To improve water-use estimates needed as input to the hydrologic decision-support system, an aquaculture and irrigation water-use model, Aquaculture and Irrigation Water-Use Model (AIWUM) 1.0, was developed and compared to other reported and estimated irrigation water-use values within the study area for 1999-2017. AIWUM 1.0 is primarily driven by annual flowmeter data provided by the Mississippi Department of Environmental Quality's Delta Voluntary Metering Program as well as historical flowmeter data from the Yazoo Mississippi Delta Joint Water Management District. The model quality incorporates remote sensing and flowmeter data and outputs monthly estimates at a fine spatial (100 meters) and temporal (monthly) resolution used directly in the Mississippi Embayment Regional Aquifer Study (MERAS) groundwater model 2.1.Results indicate annual total irrigation water-use estimates ranged from about 3 to 9 billion gallons per day and a majority of the irrigation water use was applied to soybeans (52%), followed by aquaculture and rice (26%), other crops (10%), corn (8%), and cotton (4%). Comparisons indicate that annual total irrigation water-use estimates from AIWUM 1.0 generally were smaller than all other sources of water-use data, but within the Mississippi Delta the total annual water use is approximately equal between AIWUM 1.0 and the MERAS groundwater model 2.1.
This and other models included in the decision-support system are developed in Python and interconnected, resulting in a dynamic, instead of the traditional static, model. This approach allows models to quickly evolve as better data are available (e.g., additional flowmeter data, improved remote sensing data), providing the current best estimates of water resources to cooperators and the public.
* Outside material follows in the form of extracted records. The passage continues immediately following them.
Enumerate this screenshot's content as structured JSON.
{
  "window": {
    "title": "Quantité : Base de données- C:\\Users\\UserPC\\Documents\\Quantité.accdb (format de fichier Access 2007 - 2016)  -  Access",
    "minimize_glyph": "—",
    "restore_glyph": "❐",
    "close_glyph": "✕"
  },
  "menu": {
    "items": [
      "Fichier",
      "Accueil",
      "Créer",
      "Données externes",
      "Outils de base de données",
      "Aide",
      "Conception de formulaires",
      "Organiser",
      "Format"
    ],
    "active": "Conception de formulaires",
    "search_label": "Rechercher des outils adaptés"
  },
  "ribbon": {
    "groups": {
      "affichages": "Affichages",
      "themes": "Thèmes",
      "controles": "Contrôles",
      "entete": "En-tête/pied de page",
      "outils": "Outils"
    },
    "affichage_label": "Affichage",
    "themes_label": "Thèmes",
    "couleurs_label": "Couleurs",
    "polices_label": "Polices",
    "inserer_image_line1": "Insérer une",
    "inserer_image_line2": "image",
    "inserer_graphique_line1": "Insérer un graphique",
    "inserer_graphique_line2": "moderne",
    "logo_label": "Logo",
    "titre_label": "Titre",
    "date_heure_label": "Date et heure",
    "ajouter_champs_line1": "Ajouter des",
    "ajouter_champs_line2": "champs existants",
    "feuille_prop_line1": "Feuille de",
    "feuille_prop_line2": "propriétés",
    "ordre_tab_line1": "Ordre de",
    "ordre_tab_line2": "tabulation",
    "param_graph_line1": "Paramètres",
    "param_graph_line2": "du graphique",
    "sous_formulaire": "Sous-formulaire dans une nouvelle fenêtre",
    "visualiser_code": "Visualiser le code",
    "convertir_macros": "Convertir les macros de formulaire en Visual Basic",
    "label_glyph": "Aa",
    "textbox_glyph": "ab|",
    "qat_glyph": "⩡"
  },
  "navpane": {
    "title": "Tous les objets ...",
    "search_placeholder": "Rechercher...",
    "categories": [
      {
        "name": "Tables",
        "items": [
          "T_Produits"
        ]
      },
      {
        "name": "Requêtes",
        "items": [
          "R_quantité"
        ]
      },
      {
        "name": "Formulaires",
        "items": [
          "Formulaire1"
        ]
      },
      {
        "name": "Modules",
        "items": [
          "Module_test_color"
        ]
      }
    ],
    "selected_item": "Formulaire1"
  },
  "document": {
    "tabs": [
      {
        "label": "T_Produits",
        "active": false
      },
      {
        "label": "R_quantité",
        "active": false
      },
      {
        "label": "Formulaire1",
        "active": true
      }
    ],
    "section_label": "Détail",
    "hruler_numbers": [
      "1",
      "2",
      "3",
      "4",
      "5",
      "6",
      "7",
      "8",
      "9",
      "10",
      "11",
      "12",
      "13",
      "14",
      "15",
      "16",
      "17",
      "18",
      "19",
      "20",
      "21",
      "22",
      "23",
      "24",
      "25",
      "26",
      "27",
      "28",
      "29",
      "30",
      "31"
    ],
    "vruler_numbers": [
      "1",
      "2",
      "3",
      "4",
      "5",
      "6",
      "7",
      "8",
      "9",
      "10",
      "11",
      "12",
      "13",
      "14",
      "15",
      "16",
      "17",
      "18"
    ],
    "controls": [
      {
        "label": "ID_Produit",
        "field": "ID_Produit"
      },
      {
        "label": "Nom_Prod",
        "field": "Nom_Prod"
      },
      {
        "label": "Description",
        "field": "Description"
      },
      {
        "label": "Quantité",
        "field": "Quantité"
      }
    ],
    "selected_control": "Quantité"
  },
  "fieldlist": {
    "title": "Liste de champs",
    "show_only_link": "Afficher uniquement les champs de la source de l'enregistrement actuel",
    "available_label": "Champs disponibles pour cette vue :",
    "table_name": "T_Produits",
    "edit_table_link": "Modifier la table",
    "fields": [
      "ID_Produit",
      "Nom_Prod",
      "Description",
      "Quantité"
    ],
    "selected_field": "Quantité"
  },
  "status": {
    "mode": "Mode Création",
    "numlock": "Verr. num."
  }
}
Future planned work includes (a) determination of irrigation rates based on machine learning and geostatistical methods using daily precipitation and temperature data and regional irrigation water-use from flowmeter data, (b) improved classification of crop type and irrigated versus unirrigated lands, (c) back- and forecasting estimates from 1890-2100, and (d) establishment of a public-facing, real-time irrigation water-use model.